Pemerintah Provinsi Jakarta memastikan kebijakan insentif bagi kendaraan listrik masih terus diberlakukan.
Melalui kebijakan tersebut, kendaraan listrik berbasis baterai atau KBLBB tetap memperoleh pembebasan Pajak Kendaraan Bermotor (PKB) serta Bea Balik Nama Kendaraan Bermotor (BBNKB).
Selain keringanan pajak, mobil listrik juga masih mendapatkan fasilitas bebas aturan ganjil genap di wilayah Ibu Kota.
Kepastian ini disampaikan Kepala Badan Pendapatan Daerah (Bapenda) DKI Jakarta, Lusiana Herawati, dalam keterangan resminya pada Selasa (5/5/2026).
“Setelah terbit Surat Edaran Menteri Dalam Negeri Nomor 900.1.13.1/3764/SJ tentang pemberian insentif fiskal berupa pembebasan PKB dan BBNKB bagi kendaraan bermotor listrik berbasis baterai, kebijakan Pemprov DKI Jakarta sejalan dengan ketentuan tersebut, yakni tetap memberikan insentif berupa pembebasan PKB dan BBNKB bagi kendaraan listrik berbasis baterai,” ujar Lusiana dalam keterangan resminya dikutip dari Kompas.com.
Menurut Lusiana, langkah tersebut dilakukan sebagai upaya mempercepat penggunaan kendaraan ramah lingkungan di Jakarta.
Hal serupa juga disampaikan Kepala Dinas Perhubungan DKI Jakarta, Syafrin Liputo, yang menegaskan bahwa kendaraan listrik masih mendapatkan pengecualian dari aturan ganjil genap.
“Kebijakan ini merupakan bagian dari upaya mendorong penggunaan kendaraan yang lebih ramah lingkungan, sejalan dengan komitmen pengurangan emisi dan penguatan sistem transportasi perkotaan yang berkelanjutan,” kata Syafrin.

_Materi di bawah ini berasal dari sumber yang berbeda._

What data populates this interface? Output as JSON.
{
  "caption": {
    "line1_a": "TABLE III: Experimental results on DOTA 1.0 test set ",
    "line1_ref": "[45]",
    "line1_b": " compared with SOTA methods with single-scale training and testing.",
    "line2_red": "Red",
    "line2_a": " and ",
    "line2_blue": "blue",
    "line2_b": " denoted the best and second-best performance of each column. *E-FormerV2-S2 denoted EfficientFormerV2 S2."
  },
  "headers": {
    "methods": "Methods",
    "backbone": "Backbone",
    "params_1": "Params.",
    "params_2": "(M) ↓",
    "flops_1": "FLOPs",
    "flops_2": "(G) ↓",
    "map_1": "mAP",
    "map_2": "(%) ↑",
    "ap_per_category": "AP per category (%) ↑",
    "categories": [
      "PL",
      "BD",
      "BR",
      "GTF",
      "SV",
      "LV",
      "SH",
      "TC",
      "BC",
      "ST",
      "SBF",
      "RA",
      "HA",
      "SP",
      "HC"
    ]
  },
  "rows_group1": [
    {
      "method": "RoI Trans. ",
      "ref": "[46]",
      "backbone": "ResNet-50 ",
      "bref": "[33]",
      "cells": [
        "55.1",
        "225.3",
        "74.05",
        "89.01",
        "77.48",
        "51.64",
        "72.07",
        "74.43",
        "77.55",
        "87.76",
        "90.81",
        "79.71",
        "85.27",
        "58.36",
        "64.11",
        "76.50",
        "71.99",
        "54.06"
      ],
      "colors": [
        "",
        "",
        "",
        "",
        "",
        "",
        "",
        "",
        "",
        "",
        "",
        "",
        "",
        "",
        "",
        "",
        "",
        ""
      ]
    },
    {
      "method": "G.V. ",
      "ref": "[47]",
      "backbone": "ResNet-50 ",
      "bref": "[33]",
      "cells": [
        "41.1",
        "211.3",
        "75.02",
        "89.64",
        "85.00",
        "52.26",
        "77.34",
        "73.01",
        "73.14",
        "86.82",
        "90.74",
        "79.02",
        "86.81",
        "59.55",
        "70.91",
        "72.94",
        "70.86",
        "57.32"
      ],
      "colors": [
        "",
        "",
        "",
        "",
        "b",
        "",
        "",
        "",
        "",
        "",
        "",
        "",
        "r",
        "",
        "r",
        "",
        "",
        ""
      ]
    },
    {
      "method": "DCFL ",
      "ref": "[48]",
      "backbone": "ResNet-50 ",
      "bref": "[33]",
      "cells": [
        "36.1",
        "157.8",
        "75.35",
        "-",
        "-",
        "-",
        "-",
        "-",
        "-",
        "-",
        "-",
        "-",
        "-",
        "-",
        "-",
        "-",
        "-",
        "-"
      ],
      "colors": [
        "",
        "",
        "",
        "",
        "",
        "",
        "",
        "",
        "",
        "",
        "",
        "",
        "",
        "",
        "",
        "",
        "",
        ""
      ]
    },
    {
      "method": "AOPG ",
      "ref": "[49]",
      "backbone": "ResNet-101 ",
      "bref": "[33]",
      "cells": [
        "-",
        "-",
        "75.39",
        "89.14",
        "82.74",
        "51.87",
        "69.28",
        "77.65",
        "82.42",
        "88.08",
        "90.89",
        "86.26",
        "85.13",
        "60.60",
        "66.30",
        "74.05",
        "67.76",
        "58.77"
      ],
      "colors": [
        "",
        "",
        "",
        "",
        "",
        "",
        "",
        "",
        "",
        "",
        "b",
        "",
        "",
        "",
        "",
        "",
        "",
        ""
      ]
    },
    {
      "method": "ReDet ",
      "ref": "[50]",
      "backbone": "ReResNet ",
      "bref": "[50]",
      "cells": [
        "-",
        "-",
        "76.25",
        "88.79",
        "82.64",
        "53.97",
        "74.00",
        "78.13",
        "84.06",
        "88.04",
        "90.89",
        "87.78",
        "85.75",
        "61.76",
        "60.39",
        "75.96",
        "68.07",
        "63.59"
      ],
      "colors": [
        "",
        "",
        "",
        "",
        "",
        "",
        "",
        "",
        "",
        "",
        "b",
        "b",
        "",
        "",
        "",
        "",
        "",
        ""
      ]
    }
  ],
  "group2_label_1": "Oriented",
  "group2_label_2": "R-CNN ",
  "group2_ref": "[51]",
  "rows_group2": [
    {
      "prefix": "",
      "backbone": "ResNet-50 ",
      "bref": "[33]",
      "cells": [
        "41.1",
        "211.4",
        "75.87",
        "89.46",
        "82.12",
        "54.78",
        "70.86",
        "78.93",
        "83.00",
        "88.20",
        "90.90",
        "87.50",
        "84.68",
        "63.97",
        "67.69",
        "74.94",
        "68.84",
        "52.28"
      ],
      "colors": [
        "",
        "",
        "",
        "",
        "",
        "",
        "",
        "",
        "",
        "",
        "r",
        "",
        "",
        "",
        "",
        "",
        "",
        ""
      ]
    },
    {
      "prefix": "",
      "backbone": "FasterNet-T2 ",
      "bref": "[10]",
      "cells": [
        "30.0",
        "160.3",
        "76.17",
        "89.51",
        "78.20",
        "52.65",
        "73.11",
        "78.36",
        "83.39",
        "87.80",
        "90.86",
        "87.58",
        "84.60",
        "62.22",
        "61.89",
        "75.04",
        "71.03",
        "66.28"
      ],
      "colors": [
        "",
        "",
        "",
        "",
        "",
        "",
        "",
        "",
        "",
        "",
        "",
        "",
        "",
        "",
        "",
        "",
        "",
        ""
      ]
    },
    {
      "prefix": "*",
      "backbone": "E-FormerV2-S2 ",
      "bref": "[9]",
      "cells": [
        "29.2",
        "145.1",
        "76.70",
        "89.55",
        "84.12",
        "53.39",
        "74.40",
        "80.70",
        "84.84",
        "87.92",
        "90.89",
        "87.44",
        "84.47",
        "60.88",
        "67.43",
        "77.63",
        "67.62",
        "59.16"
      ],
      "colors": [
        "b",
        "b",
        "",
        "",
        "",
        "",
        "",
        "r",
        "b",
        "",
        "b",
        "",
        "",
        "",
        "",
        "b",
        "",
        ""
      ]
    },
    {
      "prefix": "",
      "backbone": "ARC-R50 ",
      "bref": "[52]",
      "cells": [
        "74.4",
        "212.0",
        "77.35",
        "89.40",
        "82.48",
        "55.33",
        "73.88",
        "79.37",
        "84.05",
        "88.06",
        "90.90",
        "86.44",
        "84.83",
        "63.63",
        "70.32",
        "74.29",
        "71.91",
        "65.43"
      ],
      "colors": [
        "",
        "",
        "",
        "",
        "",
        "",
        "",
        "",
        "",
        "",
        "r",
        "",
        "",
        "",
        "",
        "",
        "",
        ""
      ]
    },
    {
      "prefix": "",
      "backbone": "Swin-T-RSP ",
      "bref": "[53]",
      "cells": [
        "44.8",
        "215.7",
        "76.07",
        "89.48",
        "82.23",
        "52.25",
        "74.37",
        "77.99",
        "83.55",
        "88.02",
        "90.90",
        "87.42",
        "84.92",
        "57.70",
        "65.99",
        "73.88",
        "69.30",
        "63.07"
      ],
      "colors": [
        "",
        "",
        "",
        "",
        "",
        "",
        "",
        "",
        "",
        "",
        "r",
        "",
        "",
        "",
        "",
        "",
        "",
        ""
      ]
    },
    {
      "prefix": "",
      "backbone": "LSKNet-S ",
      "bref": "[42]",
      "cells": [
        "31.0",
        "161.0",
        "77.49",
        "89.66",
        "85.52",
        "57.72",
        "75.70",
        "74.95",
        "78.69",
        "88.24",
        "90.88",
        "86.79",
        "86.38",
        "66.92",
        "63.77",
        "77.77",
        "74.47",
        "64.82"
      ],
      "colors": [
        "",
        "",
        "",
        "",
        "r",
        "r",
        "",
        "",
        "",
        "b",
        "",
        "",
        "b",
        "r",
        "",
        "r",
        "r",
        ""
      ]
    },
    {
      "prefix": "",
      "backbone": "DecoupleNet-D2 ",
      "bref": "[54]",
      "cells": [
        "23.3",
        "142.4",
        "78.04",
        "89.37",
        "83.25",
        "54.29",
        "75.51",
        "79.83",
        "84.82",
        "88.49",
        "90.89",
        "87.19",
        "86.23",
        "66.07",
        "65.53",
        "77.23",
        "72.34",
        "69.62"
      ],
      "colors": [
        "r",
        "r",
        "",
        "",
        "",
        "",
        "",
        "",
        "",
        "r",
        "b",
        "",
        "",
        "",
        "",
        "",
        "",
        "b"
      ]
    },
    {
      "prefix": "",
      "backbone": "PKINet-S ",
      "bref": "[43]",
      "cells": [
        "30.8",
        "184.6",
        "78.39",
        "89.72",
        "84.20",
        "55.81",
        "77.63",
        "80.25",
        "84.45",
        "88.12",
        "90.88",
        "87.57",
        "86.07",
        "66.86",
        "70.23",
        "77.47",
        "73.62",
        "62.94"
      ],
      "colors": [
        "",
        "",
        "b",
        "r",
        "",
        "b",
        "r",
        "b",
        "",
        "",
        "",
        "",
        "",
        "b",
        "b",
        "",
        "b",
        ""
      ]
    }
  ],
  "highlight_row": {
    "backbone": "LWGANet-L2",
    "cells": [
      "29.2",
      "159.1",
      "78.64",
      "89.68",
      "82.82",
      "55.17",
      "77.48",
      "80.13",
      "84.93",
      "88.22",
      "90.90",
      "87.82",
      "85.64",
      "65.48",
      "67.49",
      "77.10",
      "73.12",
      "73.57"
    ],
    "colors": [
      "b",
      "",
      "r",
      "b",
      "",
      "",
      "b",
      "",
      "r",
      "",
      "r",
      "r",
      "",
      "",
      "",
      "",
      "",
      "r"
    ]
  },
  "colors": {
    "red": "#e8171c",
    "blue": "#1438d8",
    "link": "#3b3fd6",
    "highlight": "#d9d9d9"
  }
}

Selain itu, penggunaan kendaraan listrik dinilai dapat membantu mengurangi tingkat polusi udara di Jakarta.
Meski berbagai insentif diberikan, pemerintah tetap mengimbau masyarakat agar memprioritaskan penggunaan transportasi umum untuk aktivitas sehari-hari.
Sebelumnya, pemerintah pusat telah menerbitkan Permendagri Nomor 11 Tahun 2026 yang mengatur dasar pengenaan PKB, BBNKB, hingga pajak alat berat.
Dalam regulasi tersebut, kendaraan listrik tidak lagi otomatis dikecualikan sebagai objek pajak daerah.
Namun demikian, pemerintah daerah tetap memiliki kewenangan untuk memberikan insentif fiskal, termasuk pembebasan pajak seperti yang saat ini diterapkan oleh Pemprov DKI Jakarta.